With people like Sam [McKnight] and Mario [Testino], I’ve had such great collaborations with them. Because, I think, we’re all team players—we’re all working together to get the best out of whatever we’re doing. That’s why you collaborate, because you want to see a great result. I look for people with enthusiasm, speed—they must move fast. I’m quite unpredictable. [Laughs]

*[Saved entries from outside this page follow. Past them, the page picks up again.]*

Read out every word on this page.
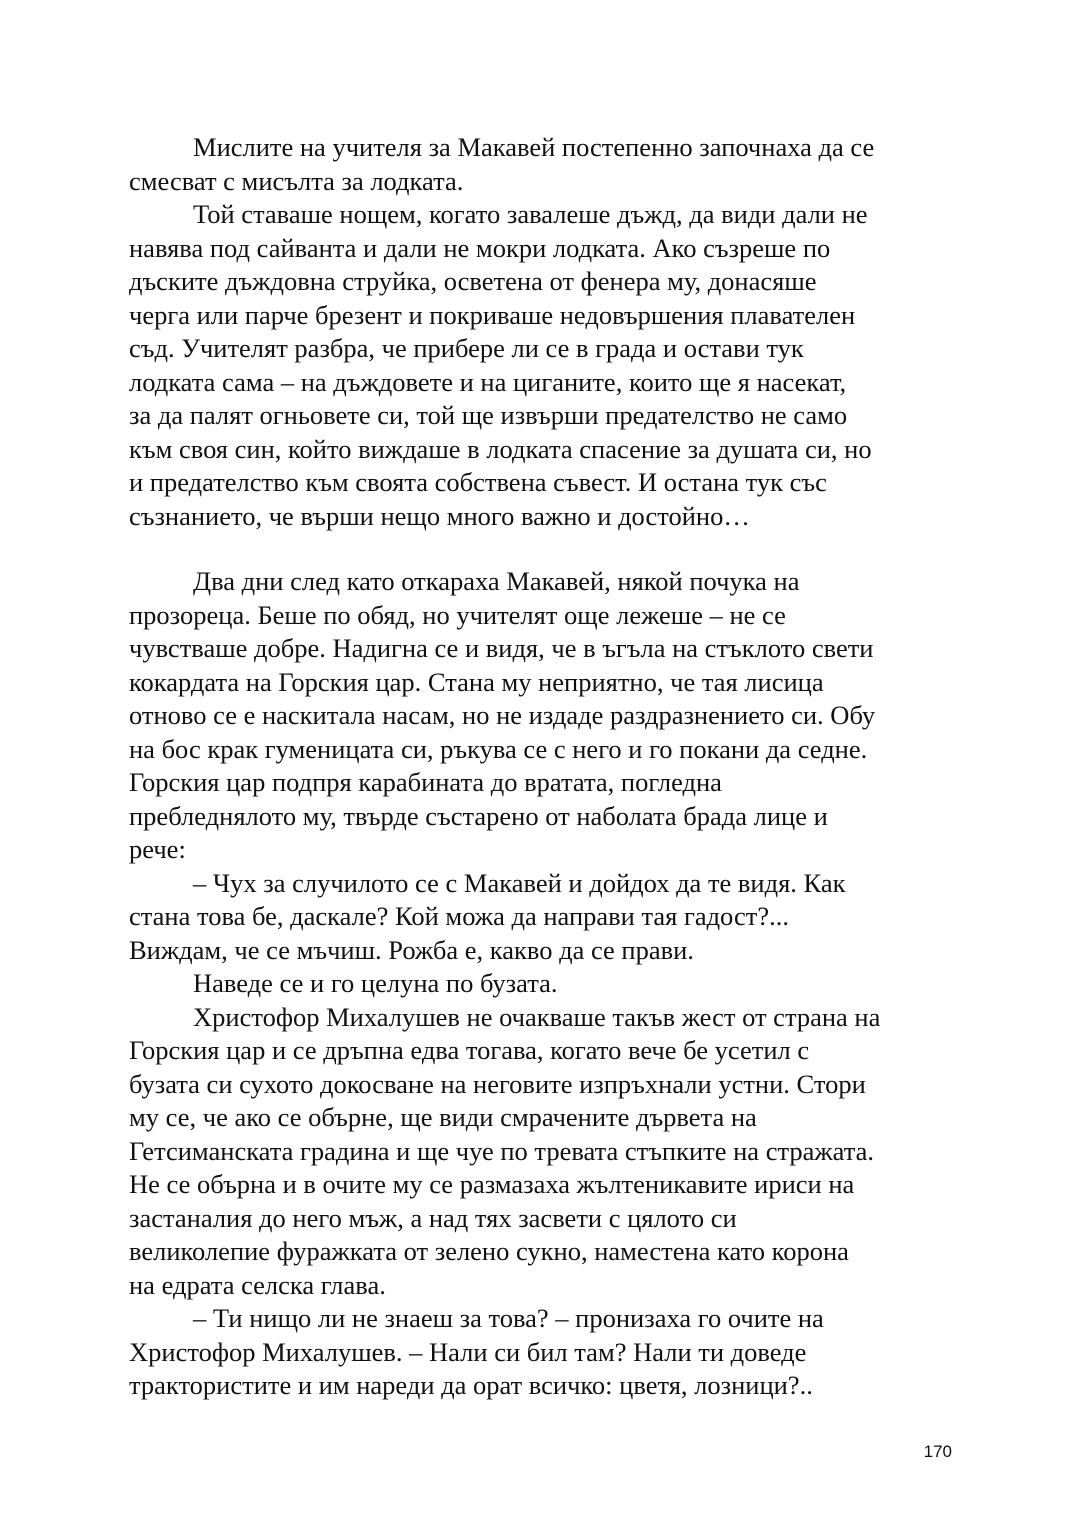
Мислите на учителя за Макавей постепенно започнаха да се
смесват с мисълта за лодката.
Той ставаше нощем, когато завалеше дъжд, да види дали не
навява под сайванта и дали не мокри лодката. Ако съзреше по
дъските дъждовна струйка, осветена от фенера му, донасяше
черга или парче брезент и покриваше недовършения плавателен
съд. Учителят разбра, че прибере ли се в града и остави тук
лодката сама – на дъждовете и на циганите, които ще я насекат,
за да палят огньовете си, той ще извърши предателство не само
към своя син, който виждаше в лодката спасение за душата си, но
и предателство към своята собствена съвест. И остана тук със
съзнанието, че върши нещо много важно и достойно…
Два дни след като откараха Макавей, някой почука на
прозореца. Беше по обяд, но учителят още лежеше – не се
чувстваше добре. Надигна се и видя, че в ъгъла на стъклото свети
кокардата на Горския цар. Стана му неприятно, че тая лисица
отново се е наскитала насам, но не издаде раздразнението си. Обу
на бос крак гуменицата си, ръкува се с него и го покани да седне.
Горския цар подпря карабината до вратата, погледна
пребледнялото му, твърде състарено от наболата брада лице и
рече:
– Чух за случилото се с Макавей и дойдох да те видя. Как
стана това бе, даскале? Кой можа да направи тая гадост?...
Виждам, че се мъчиш. Рожба е, какво да се прави.
Наведе се и го целуна по бузата.
Христофор Михалушев не очакваше такъв жест от страна на
Горския цар и се дръпна едва тогава, когато вече бе усетил с
бузата си сухото докосване на неговите изпръхнали устни. Стори
му се, че ако се обърне, ще види смрачените дървета на
Гетсиманската градина и ще чуе по тревата стъпките на стражата.
Не се обърна и в очите му се размазаха жълтеникавите ириси на
застаналия до него мъж, а над тях засвети с цялото си
великолепие фуражката от зелено сукно, наместена като корона
на едрата селска глава.
– Ти нищо ли не знаеш за това? – пронизаха го очите на
Христофор Михалушев. – Нали си бил там? Нали ти доведе
трактористите и им нареди да орат всичко: цветя, лозници?..
170
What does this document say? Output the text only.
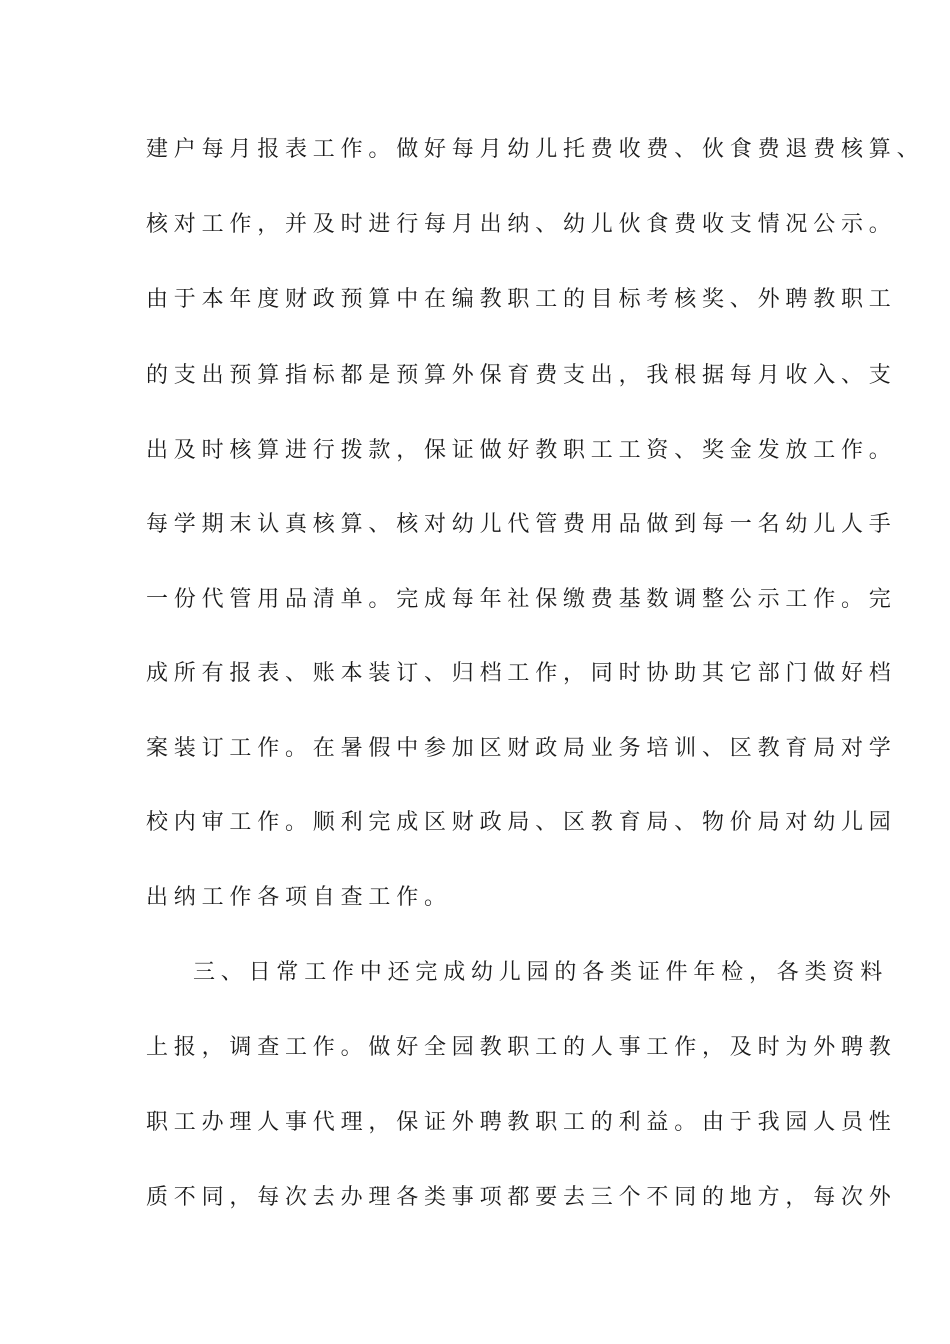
建户每月报表工作。做好每月幼儿托费收费、伙食费退费核算、
核对工作，并及时进行每月出纳、幼儿伙食费收支情况公示。
由于本年度财政预算中在编教职工的目标考核奖、外聘教职工
的支出预算指标都是预算外保育费支出，我根据每月收入、支
出及时核算进行拨款，保证做好教职工工资、奖金发放工作。
每学期末认真核算、核对幼儿代管费用品做到每一名幼儿人手
一份代管用品清单。完成每年社保缴费基数调整公示工作。完
成所有报表、账本装订、归档工作，同时协助其它部门做好档
案装订工作。在暑假中参加区财政局业务培训、区教育局对学
校内审工作。顺利完成区财政局、区教育局、物价局对幼儿园
出纳工作各项自查工作。
三、日常工作中还完成幼儿园的各类证件年检，各类资料
上报，调查工作。做好全园教职工的人事工作，及时为外聘教
职工办理人事代理，保证外聘教职工的利益。由于我园人员性
质不同，每次去办理各类事项都要去三个不同的地方，每次外
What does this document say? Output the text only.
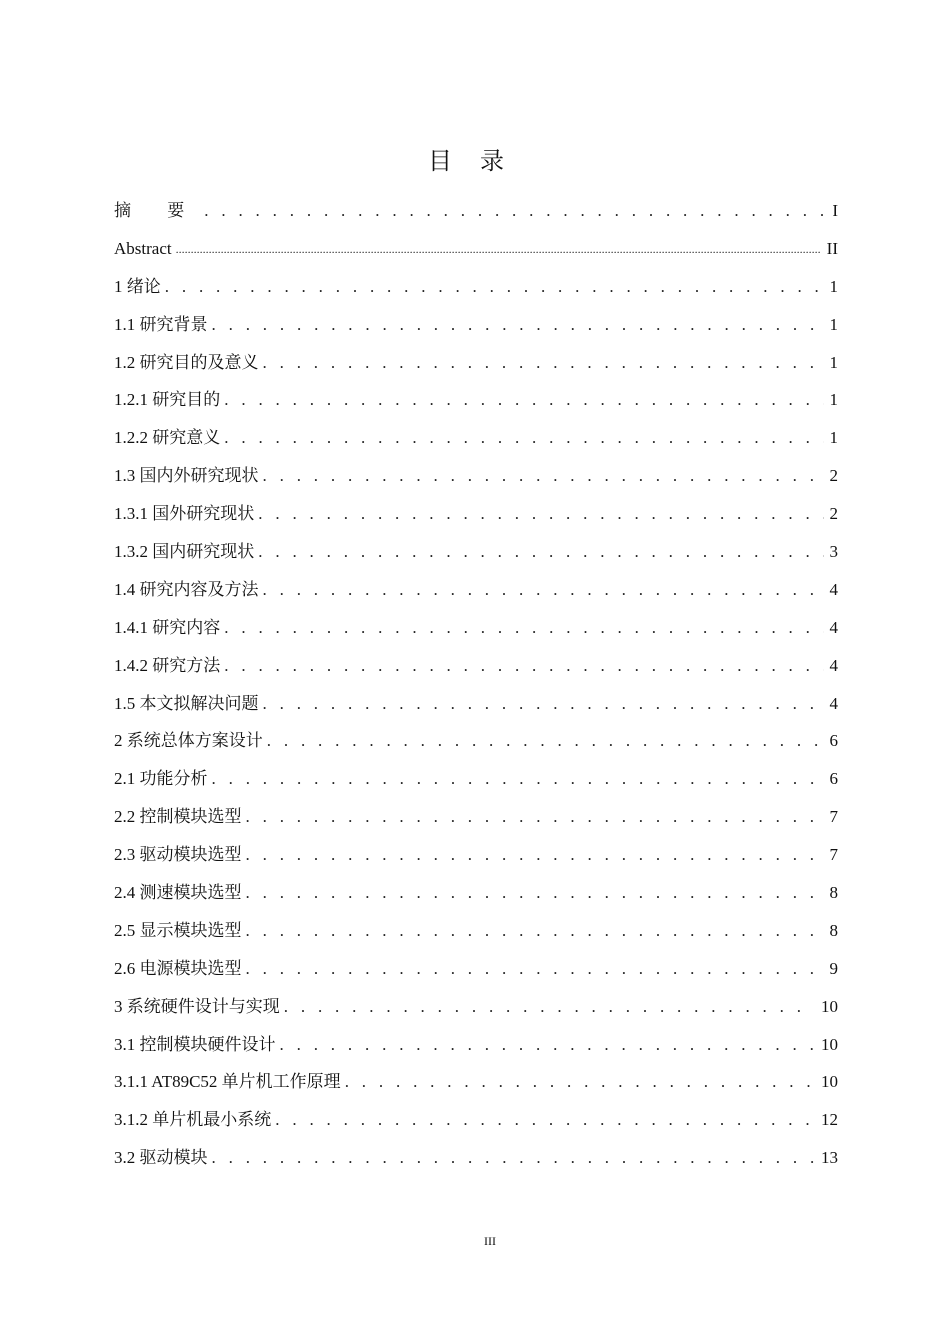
目录
摘 要 . . .	I
Abstract .....	II
1 绪论 . . .	1
1.1 研究背景 . . .	1
1.2 研究目的及意义 . . .	1
1.2.1 研究目的 . . .	1
1.2.2 研究意义 . . .	1
1.3 国内外研究现状 . . .	2
1.3.1 国外研究现状 . . .	2
1.3.2 国内研究现状 . . .	3
1.4 研究内容及方法 . . .	4
1.4.1 研究内容 . . .	4
1.4.2 研究方法 . . .	4
1.5 本文拟解决问题 . . .	4
2 系统总体方案设计 . . .	6
2.1 功能分析 . . .	6
2.2 控制模块选型 . . .	7
2.3 驱动模块选型 . . .	7
2.4 测速模块选型 . . .	8
2.5 显示模块选型 . . .	8
2.6 电源模块选型 . . .	9
3 系统硬件设计与实现 . . .	10
3.1 控制模块硬件设计 . . .	10
3.1.1 AT89C52 单片机工作原理 . . .	10
3.1.2 单片机最小系统 . . .	12
3.2 驱动模块 . . .	13

III
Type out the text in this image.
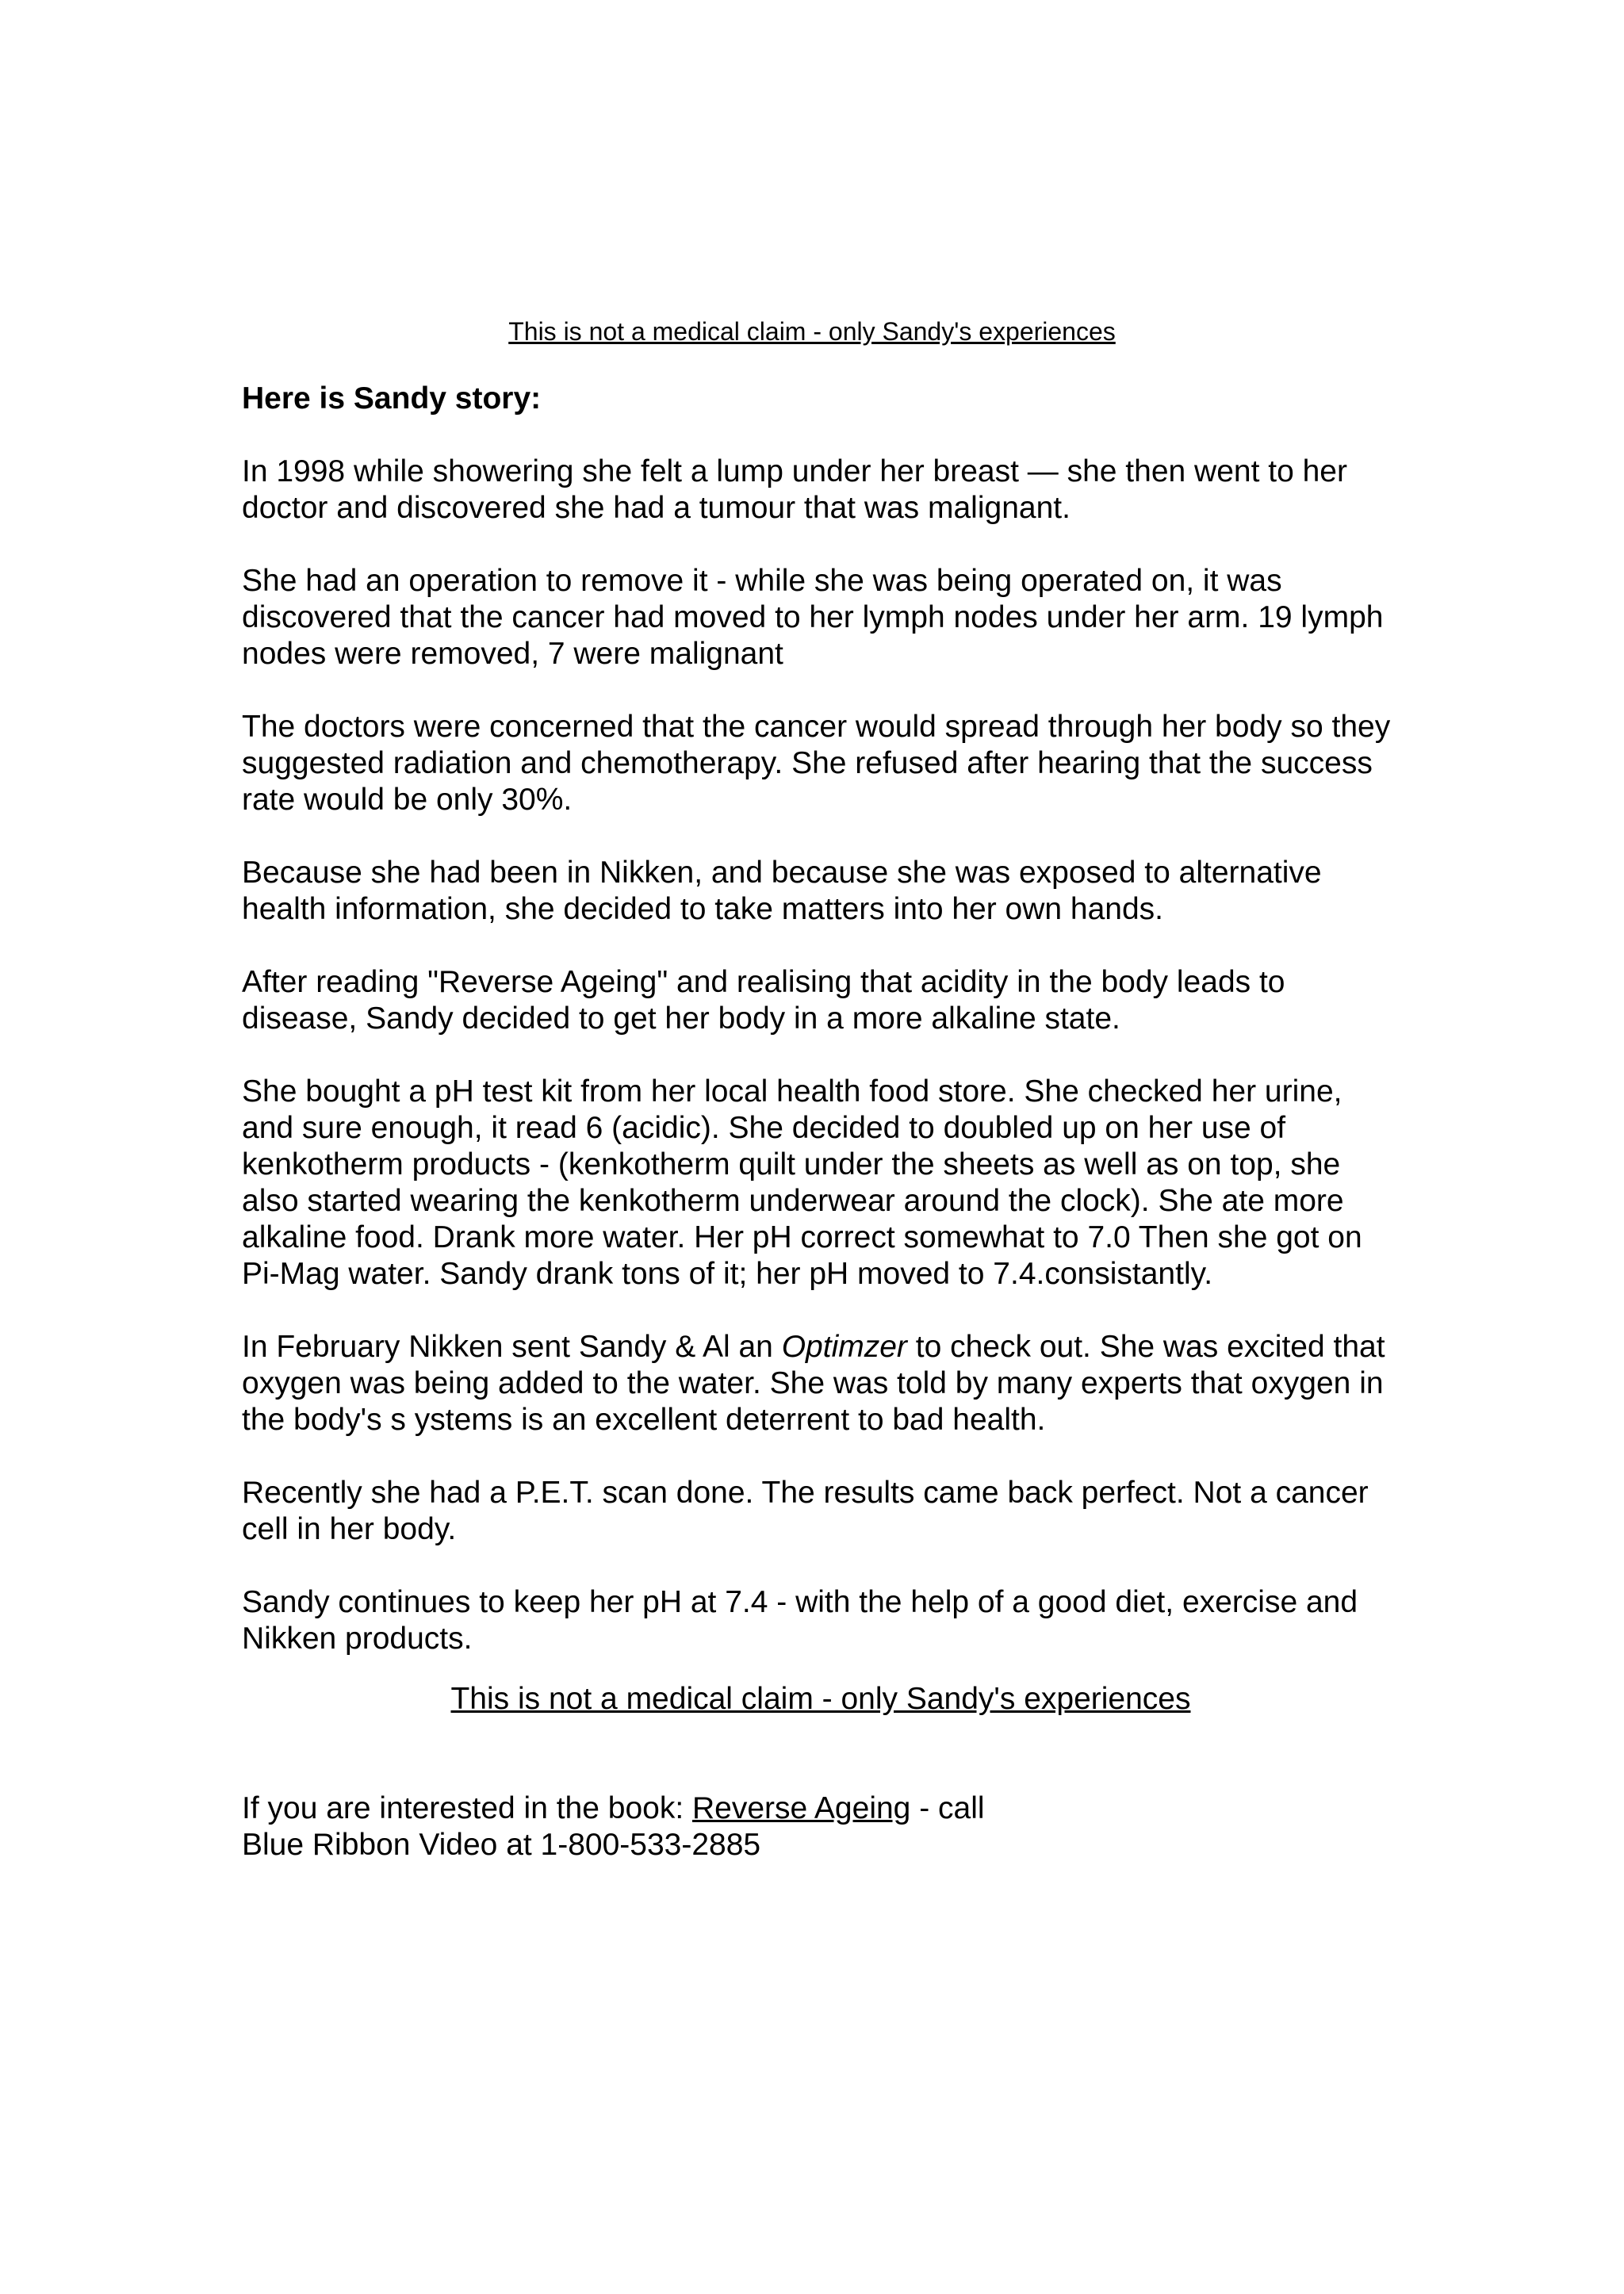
This is not a medical claim - only Sandy's experiences
Here is Sandy story:

In 1998 while showering she felt a lump under her breast — she then went to her doctor and discovered she had a tumour that was malignant.

She had an operation to remove it - while she was being operated on, it was discovered that the cancer had moved to her lymph nodes under her arm. 19 lymph nodes were removed, 7 were malignant

The doctors were concerned that the cancer would spread through her body so they suggested radiation and chemotherapy. She refused after hearing that the success rate would be only 30%.

Because she had been in Nikken, and because she was exposed to alternative health information, she decided to take matters into her own hands.

After reading "Reverse Ageing" and realising that acidity in the body leads to disease, Sandy decided to get her body in a more alkaline state.

She bought a pH test kit from her local health food store. She checked her urine, and sure enough, it read 6 (acidic). She decided to doubled up on her use of kenkotherm products - (kenkotherm quilt under the sheets as well as on top, she also started wearing the kenkotherm underwear around the clock). She ate more alkaline food. Drank more water. Her pH correct somewhat to 7.0 Then she got on Pi-Mag water. Sandy drank tons of it; her pH moved to 7.4.consistantly.

In February Nikken sent Sandy & Al an Optimzer to check out. She was excited that oxygen was being added to the water. She was told by many experts that oxygen in the body's s ystems is an excellent deterrent to bad health.

Recently she had a P.E.T. scan done. The results came back perfect. Not a cancer cell in her body.

Sandy continues to keep her pH at 7.4 - with the help of a good diet, exercise and Nikken products.

This is not a medical claim - only Sandy's experiences
If you are interested in the book: Reverse Ageing - call
Blue Ribbon Video at 1-800-533-2885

Yes, I’ve always been business minded I think. I always wanted a good life. But I never thought about the money, not ever. You’ve got to just think about what you’re doing. Things just happened. People always want the new flavor, and I think back then, I was the new flavor. Now I’m like, the old one—that’s fine too. I also think that now we’re being herded into a sort of system of complete and utter normality, where everybody looks the same. We’re kind of prophesizing bots. The future is sameness, and I’ve always been a bit of a rebel, so I don’t do that. There are kids of 14 who know more about makeup than I do because they’ve done all the YouTube videos, but you know, for me, I want to be recognized as an artist. I can get paid to do makeup and it’s fine, but I like creating things that you remember. If I only did flushed, fresh skin, I’d be asleep...if I only did gorgeous glamazons, I’d be asleep. If I did the same thing every day I’d be bored shitless—I have to have the mix. That’s what I love about being a freelance makeup artist. I could be up a mountain on a glacier, being taken to set by 12 dogs pulling me in a sleigh—that actually happened for D&G fragrance with Mario [Testino]—the next moment I could be at a Vivienne Westwood show, throwing color everywhere. I just want to do whatever’s next."

—as told to ITG

Val Garland photographed by Tom Newton in London on June 23, 2017.